Reputation: 3782
I have the following DataFrame df
:
+-------------------+--------+--------------------+
| id| name| type| url|
+-------------------+--------+--------------------+
| 1| NT Note| aaaa| null|
| 1| NT Note| aaaa|http://www.teleab...|
| 1| NT Note| aaaa|http://www.teleab...|
| 1| NT Note| aaaa| null|
| 1| NT Note| aaaa| null|
| 2| ABC| bbbb| null|
| 2| ABC| bbbb| null|
| 2| ABC| bbbb| null|
| 2| ABC| bbbb| null|
+-------------------+--------+--------------------+
I am assigning the most frequent url
and type
values to each node:
def windowSpec = Window.partitionBy("id", "url", "type")

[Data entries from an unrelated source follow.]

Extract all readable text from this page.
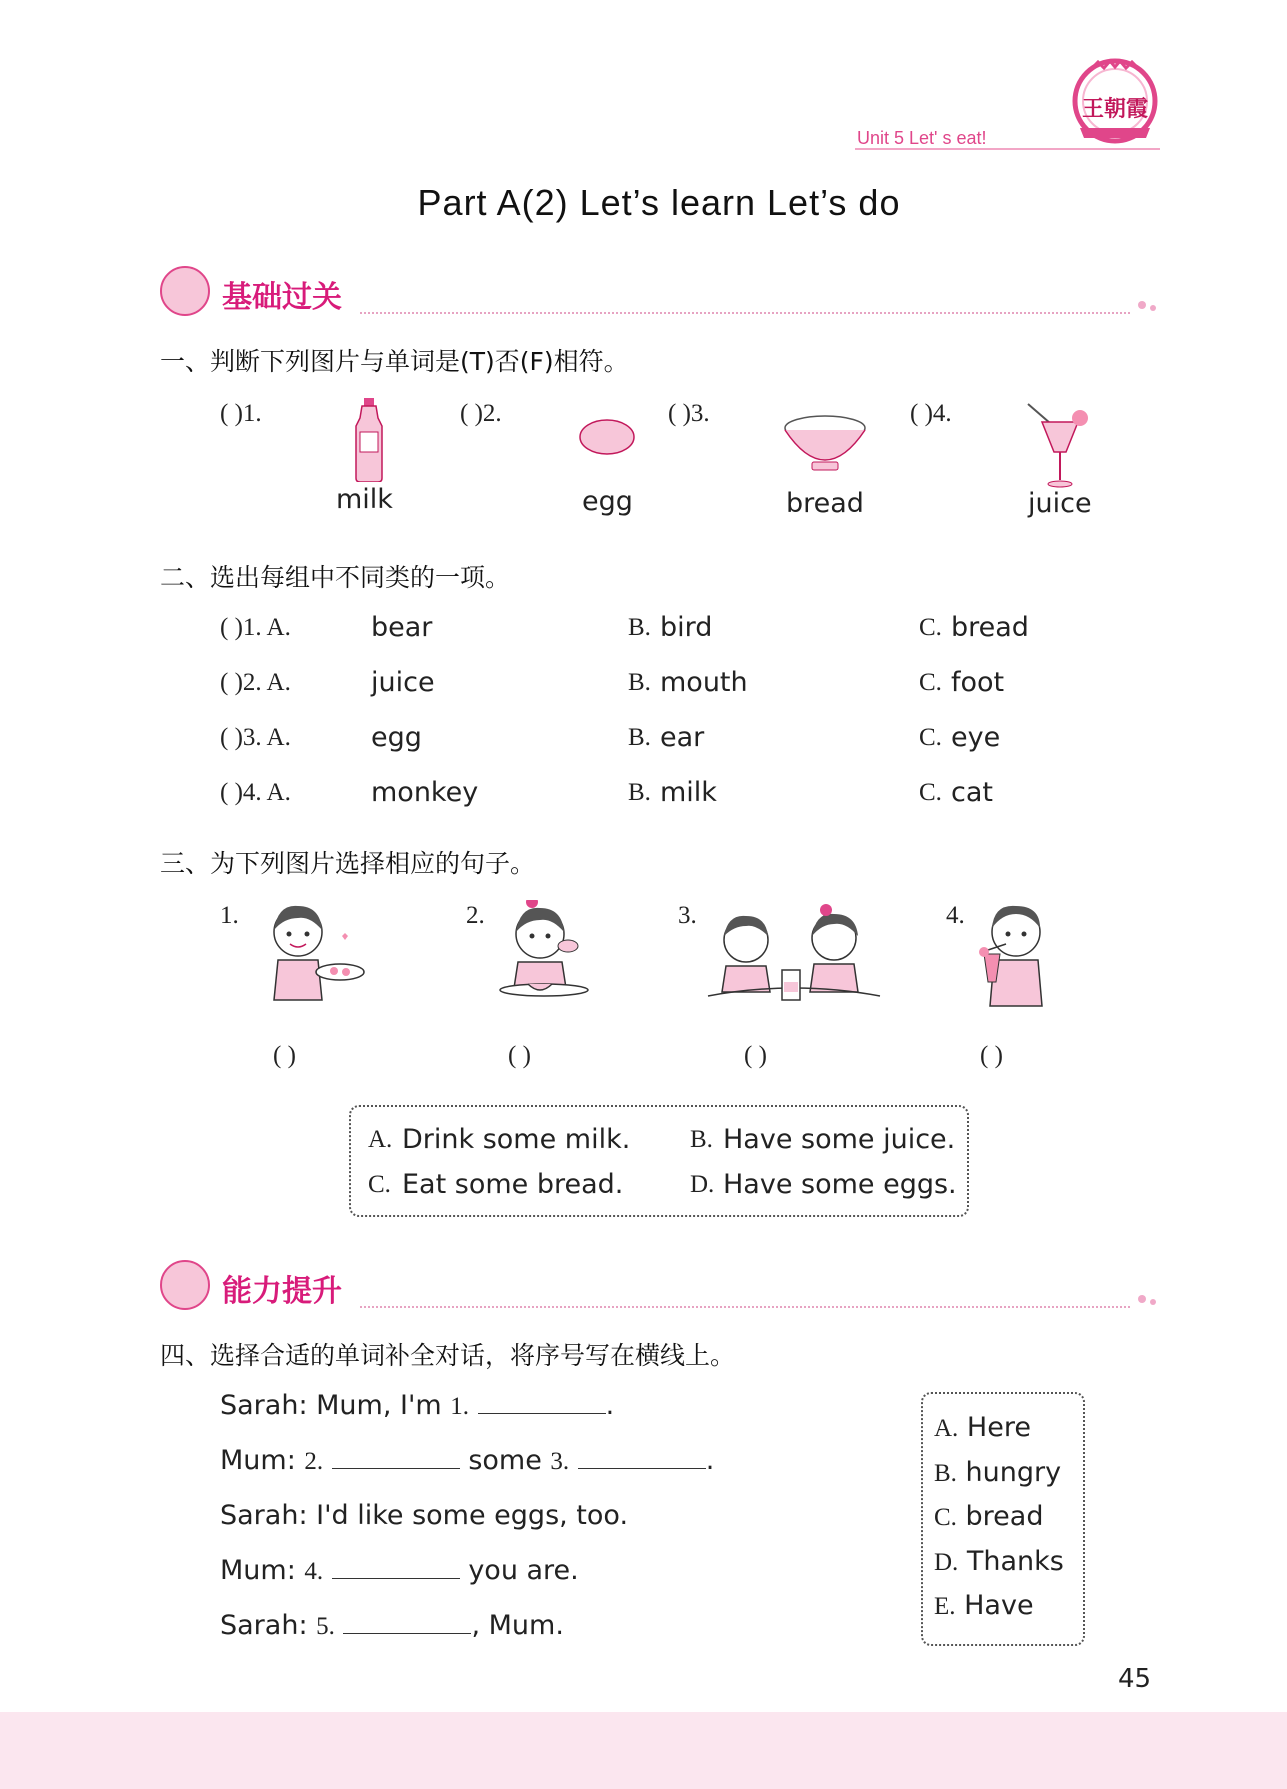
王朝霞
Unit 5 Let' s eat!
Part A(2) Let’s learn Let’s do
基础过关
一、判断下列图片与单词是(T)否(F)相符。
( )1.	( )2.	( )3.	( )4.
milk	egg	bread	juice
二、选出每组中不同类的一项。
( )1. A.	bear	B. bird	C. bread
( )2. A.	juice	B. mouth	C. foot
( )3. A.	egg	B. ear	C. eye
( )4. A.	monkey	B. milk	C. cat
三、为下列图片选择相应的句子。
1.	2.	3.	4.
( )	( )	( )	( )
A. Drink some milk. B. Have some juice.
C. Eat some bread.	D. Have some eggs.
能力提升
四、选择合适的单词补全对话，将序号写在横线上。
Sarah: Mum, I'm 1.	.
Mum: 2.	some 3.	.
Sarah: I'd like some eggs, too.
Mum: 4.	you are.
Sarah: 5.	, Mum.
A. Here
B. hungry
C. bread
D. Thanks
E. Have
45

val result = df.withColumn("count", count("url").over(windowSpec))
.orderBy($"count".desc)
.groupBy("id")
.agg(
first("url").as("URL"),
first("type").as("Typel")
)
But in fact I need to prioritize the most frequent non-null url
in order to get the following result:
+-------------------+--------+--------------------+
| id| name| type| url|
+-------------------+--------+--------------------+
| 1| NT Note| aaaa|http://www.teleab...|
| 2| ABC| bbbb| null|
+-------------------+--------+--------------------+
Now I get the below-shown output, because null
is more frequent for the record id 1
:
+-------------------+--------+--------------------+
| id| name| type| url|
+-------------------+--------+--------------------+
| 1| NT Note| aaaa| null|
| 2| ABC| bbbb| null|
+-------------------+--------+--------------------+
Upvotes: 1
Views: 115
Reputation: 1892
You can do this using udf
like below
import org.apache.spark.sql.functions._
import scala.collection.mutable.WrappedArray
//function to return most frequent url
def mfnURL(arr: WrappedArray[String]): String = {
val filterArr = arr.filterNot(_ == null)
if (filterArr.length == 0)
return null
else {
filterArr.groupBy(identity).maxBy(_._2.size)._1
}
}
//registering udf mfnURL
val mfnURLUDF = udf(mfnURL _)
//applying groupby , agg and udf
df.groupBy("id", "name", "type").agg(mfnURLUDF(collect_list("url")).alias("url")).show
//Sample output
+---+-------+----+--------------------+
| id| name|type| url|
+---+-------+----+--------------------+
| 2| ABC|bbbb| null|
| 1|NT Note|aaaa|http://www.teleab...|
+---+-------+----+--------------------+
Upvotes: 1